Our analysis relied on regression analysis. But you can see the basic result by just looking at the data. From 1991 to 2015, 63 percent of the players selected average at least 15 points per game their last year in college, and 94 percent average at least 10 points per contest. Neither mark is easy to hit: in 2010-11, only 10 percent of the players who logged at least 500 minutes averaged at least 15 points per contest and only 41 percent scored 10 points per game. So scoring points really matters.
You also have to play for a winner. From 1991 to 2015, 91 percent of players selected out of college played for a winning team and the average team winning percentage for all drafted players was 70 percent.
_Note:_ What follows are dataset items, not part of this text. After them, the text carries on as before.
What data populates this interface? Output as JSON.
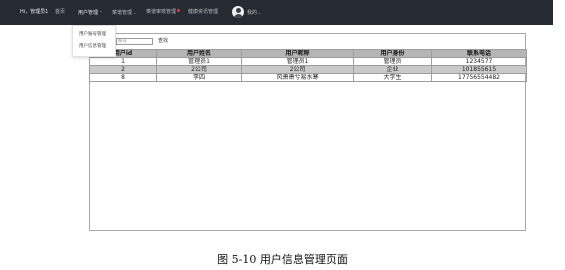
{
  "nav": {
    "greeting": "Hi，管理员1",
    "home": "首页",
    "user_mgmt": "用户管理",
    "category_mgmt": "菜谱管理",
    "recipe_review": "菜谱审核管理",
    "feedback_mgmt": "健康资讯管理",
    "mine": "我的",
    "caret": "⌃",
    "caret_down": "⌄"
  },
  "dropdown": {
    "items": [
      "用户账号管理",
      "用户信息管理"
    ]
  },
  "search": {
    "placeholder": "查找",
    "value": "账号",
    "button_label": "查找"
  },
  "table": {
    "headers": [
      "用户id",
      "用户姓名",
      "用户昵称",
      "用户身份",
      "联系电话"
    ],
    "rows": [
      [
        "1",
        "管理员1",
        "管理员1",
        "管理员",
        "1234577"
      ],
      [
        "2",
        "2公司",
        "2公司",
        "企业",
        "101855615"
      ],
      [
        "8",
        "李四",
        "风萧萧兮易水寒",
        "大学生",
        "17756554482"
      ]
    ]
  },
  "caption": "图 5-10 用户信息管理页面",
  "colors": {
    "nav_bg": "#262b33",
    "header_bg": "#b5b5b5",
    "alt_row_bg": "#c9c9c9",
    "badge_dot": "#e4393c"
  }
}
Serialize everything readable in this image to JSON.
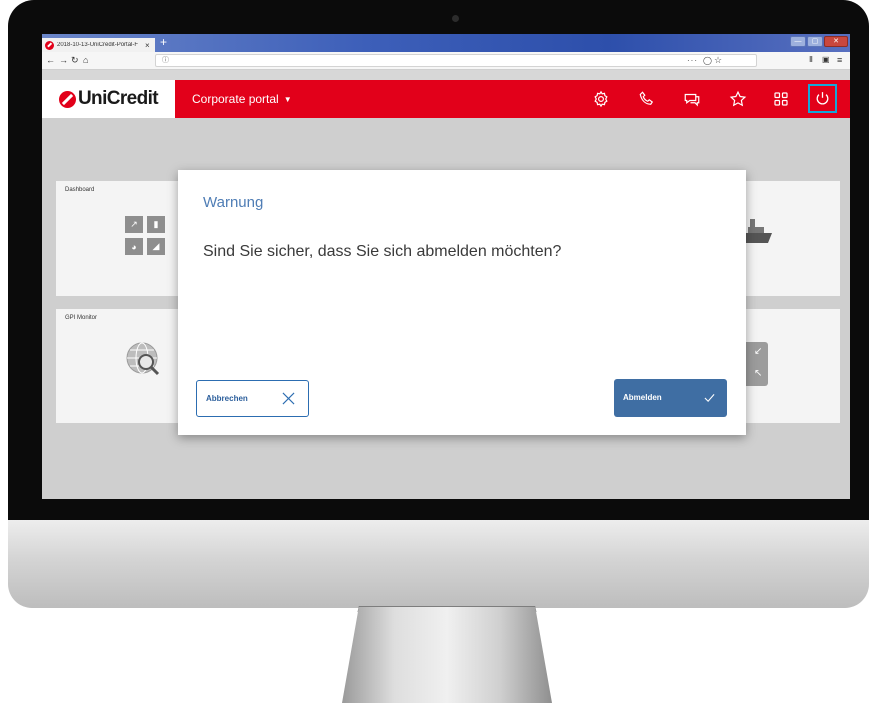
{
  "browser": {
    "tab_title": "2018-10-13-UniCredit-Portal-F",
    "tab_close": "×",
    "new_tab": "+",
    "back_icon": "back-arrow-icon",
    "forward_icon": "forward-arrow-icon",
    "reload_icon": "reload-icon",
    "home_icon": "home-icon",
    "address_info_icon": "info-icon",
    "page_menu": "···",
    "window_controls": [
      "—",
      "▢",
      "✕"
    ]
  },
  "header": {
    "logo_text": "UniCredit",
    "portal_label": "Corporate portal",
    "portal_caret": "▼",
    "icons": [
      "gear-icon",
      "phone-icon",
      "chat-icon",
      "star-icon",
      "grid-icon",
      "logout-icon"
    ],
    "brand_color": "#e2001a",
    "highlight_color": "#14a7d8"
  },
  "cards": {
    "dashboard_title": "Dashboard",
    "gpi_title": "GPI Monitor"
  },
  "dialog": {
    "title": "Warnung",
    "message": "Sind Sie sicher, dass Sie sich abmelden möchten?",
    "cancel_label": "Abbrechen",
    "confirm_label": "Abmelden",
    "accent_color": "#3f6ea3"
  }
}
This might make sense. If you can't win in college, maybe you aren't that good.
On the other hand, that kind of thinking goes against the nature of a team sport like basketball, where one player simply can't win many games by himself. In 2011-12, Anthony Davis produced 12.96 wins for Kentucky. This represents the best mark of any college player since the 2002-03 season. But as great as this was, if no one else on Kentucky produced any wins, Davis would have played for a losing team that season.
When we look at BYU in Fredette's last season, we see a team that won 32 of 37 games. So the Cougars were good. And Fredette was a "good" player, producing 5.1 wins that season. Thing is, those 5.1 wins were only the third best mark on BYU that year. Which means Fredette wasn't even the most productive player on his college team.
If that's the case, why did people think Fredette had the potential to be a good NBA player? The key was scoring. Fredette average 28.9 points per game in 2010-11. Sounds goods, right? Not necessarily. Fredette's scoring total was deceptive, because he didn't just lead the nation in scoring—he also led the nation in field goals attempted.
Shoot a lot, score a lot: the relationship is pretty obvious. To see how good Fredette was at scoring, we need to look past total points and consider shooting efficiency. In 2010-11, Fredette shot 49.1 percent from two-point range and 39.6 percent from beyond the arc. Both marks were above average for a college player. But during the same season, there were 773 college players who took at least 100 shots from inside the arc and shot better than Fredette. And from beyond the arc, 182 college players shot better.
Fredette was a fine college performer. But people only thought he was "great" because BYU let him shoot, and shoot again, and then shoot some more. If you look at his ability to actually get those shots to go in the basket—which is pretty important!—no one would have concluded that Fredette was one of the best players available in the 2011 draft.
Of course, everyone now seems to see this. One NBA assistant offered this assessment of Fredette today: "Jimmer thinks everybody is stupid. He thinks everybody needs to come and just turn over their offense and let him shoot it anytime he wants. That's not how the league works."
It should not be surprising that Fredette thinks he just needs to be allowed to shoot as much as possible. When he was allowed to do so, people throughout the NBA thought he was "great." I learned it by watching you!
Interestingly enough, volume shooting isn't just a way to make league draft evaluators think you're great: published academic research indicates NBA players are paid to take lots of shots, too, and that the media will give you awards when you take lots of shots. So again, maybe Fredette isn't stupid to think that everyone else is stupid. The numbers suggest he's onto something.